0
votes

I have an application with rich client (react+redux) and rails 5 backend API.

In first approximation, we have 3 models

issue.rb

has_many :issue_participants, dependent: :destroy

has_many :participants, through: :issue_participants, class_name: 'User'

issue_participant.rb

belongs_to :issue

belongs_to :participant, class_name: 'User', foreign_key: 'user_id'

and user.rb

has_many :issue_participants, dependent: :destroy

has_many :issues, through: :issue_participants

I want to add participants to issue at frontend side. This will be happen in react component, where redux-form with user's collection will be render (only users, nothing else of current issue).

I choose from two options:

  1. Update an issue with selected users via IssuesController#update action by passing issues_participant_ids: [] to params. Please note that we have no this action right now, because it wasn't needed before today.

  2. Create IssueParticipant records via IssueParticipantsController#create action.

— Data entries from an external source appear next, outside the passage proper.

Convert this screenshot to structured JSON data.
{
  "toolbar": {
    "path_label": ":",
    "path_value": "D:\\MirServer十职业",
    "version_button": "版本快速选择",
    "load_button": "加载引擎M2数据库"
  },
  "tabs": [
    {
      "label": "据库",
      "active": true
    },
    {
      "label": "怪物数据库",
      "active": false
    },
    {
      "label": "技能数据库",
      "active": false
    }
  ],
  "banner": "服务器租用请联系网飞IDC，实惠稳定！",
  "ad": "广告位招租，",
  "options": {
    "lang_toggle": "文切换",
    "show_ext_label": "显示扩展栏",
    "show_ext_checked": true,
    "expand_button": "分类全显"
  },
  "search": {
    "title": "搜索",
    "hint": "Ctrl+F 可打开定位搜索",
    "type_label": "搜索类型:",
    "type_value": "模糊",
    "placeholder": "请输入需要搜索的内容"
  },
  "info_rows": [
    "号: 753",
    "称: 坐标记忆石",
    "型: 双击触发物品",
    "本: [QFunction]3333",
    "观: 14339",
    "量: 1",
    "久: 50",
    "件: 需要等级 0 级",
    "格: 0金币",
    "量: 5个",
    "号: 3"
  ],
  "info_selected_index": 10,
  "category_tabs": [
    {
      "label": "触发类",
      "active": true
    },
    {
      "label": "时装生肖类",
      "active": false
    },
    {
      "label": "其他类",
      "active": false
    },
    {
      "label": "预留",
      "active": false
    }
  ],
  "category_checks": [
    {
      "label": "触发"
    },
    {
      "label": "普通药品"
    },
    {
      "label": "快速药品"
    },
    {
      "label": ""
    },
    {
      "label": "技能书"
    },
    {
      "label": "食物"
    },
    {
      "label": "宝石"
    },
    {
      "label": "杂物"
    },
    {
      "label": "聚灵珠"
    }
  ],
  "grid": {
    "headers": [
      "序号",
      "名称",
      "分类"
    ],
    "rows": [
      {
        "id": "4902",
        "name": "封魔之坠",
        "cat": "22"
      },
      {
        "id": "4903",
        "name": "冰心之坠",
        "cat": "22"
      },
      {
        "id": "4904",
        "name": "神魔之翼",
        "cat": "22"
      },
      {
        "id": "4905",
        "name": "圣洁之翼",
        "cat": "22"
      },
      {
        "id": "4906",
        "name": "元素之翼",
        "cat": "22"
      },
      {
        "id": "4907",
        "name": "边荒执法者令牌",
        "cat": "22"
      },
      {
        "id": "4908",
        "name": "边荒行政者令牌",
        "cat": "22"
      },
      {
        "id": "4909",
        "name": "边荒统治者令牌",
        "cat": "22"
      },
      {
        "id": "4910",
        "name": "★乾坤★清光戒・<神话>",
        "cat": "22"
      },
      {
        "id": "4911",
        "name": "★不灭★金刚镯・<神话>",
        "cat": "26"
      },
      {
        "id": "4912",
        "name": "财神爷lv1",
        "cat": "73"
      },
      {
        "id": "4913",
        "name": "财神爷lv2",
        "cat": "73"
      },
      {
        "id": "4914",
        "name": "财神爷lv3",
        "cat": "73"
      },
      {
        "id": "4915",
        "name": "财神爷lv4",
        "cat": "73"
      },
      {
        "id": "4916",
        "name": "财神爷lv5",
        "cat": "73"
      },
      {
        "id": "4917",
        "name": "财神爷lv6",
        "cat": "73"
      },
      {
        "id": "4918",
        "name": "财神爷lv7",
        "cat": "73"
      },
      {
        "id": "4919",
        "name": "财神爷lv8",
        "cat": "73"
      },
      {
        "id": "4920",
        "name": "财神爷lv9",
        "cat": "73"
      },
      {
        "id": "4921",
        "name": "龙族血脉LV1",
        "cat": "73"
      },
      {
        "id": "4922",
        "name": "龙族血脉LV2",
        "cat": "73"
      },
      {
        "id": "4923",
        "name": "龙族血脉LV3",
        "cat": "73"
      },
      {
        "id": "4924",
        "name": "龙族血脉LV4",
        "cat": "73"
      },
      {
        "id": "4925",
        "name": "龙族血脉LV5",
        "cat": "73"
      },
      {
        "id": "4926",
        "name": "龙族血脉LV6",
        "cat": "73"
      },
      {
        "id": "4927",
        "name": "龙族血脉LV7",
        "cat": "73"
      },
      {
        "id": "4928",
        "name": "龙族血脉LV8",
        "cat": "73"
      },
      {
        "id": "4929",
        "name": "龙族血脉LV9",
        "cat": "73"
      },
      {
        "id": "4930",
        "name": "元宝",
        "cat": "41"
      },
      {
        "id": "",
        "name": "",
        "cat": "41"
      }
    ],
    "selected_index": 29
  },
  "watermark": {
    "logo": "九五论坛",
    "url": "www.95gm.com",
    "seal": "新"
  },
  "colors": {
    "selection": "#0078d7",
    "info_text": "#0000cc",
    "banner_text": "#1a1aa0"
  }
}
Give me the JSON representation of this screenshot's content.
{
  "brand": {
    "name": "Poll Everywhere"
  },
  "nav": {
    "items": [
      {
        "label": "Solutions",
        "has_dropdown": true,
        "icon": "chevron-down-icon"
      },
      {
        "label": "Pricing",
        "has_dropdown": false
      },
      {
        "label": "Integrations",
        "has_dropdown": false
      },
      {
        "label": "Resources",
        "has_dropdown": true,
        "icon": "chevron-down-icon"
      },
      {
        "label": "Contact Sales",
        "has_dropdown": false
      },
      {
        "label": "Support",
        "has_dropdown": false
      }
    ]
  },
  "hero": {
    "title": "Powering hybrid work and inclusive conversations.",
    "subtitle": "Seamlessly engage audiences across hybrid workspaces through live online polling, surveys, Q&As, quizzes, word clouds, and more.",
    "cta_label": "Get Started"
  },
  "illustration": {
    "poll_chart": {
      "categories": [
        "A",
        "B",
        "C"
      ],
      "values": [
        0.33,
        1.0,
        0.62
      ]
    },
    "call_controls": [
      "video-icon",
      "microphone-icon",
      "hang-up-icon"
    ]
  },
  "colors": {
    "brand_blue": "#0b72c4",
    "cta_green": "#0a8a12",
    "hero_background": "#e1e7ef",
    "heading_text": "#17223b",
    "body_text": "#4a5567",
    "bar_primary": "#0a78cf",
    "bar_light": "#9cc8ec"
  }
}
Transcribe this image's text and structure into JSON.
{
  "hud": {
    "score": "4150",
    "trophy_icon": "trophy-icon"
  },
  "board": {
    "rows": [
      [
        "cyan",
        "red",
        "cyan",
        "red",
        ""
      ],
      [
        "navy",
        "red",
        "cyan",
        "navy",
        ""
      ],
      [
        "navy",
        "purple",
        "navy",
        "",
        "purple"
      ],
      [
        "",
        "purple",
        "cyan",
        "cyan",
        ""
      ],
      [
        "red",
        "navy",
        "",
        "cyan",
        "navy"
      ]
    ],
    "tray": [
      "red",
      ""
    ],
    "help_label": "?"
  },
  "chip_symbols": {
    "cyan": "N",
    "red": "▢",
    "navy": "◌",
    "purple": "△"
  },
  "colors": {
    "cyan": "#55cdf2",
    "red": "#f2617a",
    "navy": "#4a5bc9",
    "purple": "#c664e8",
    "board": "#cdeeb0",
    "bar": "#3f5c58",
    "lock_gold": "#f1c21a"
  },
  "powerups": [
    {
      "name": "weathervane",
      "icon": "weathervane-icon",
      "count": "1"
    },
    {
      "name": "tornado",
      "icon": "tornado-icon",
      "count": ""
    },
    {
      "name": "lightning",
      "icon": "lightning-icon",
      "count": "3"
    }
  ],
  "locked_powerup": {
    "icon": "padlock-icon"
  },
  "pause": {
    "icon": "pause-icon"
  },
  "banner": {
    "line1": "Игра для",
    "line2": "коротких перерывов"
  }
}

Both options works. Which one should be given preference in the context of predictable consequences?

1

1 Answers

0
votes

I solved the problem in favor of option number 1, because separate creation of related entities issue_participants generates problem with subsequent issue updates.

We should make additional request to know which users already related to issue, instead of take them from issue object if we work in context of issue form.

But if we generally update issue_participants as an issue attributes, we use default rails params behavior and remain within RoR framework convention.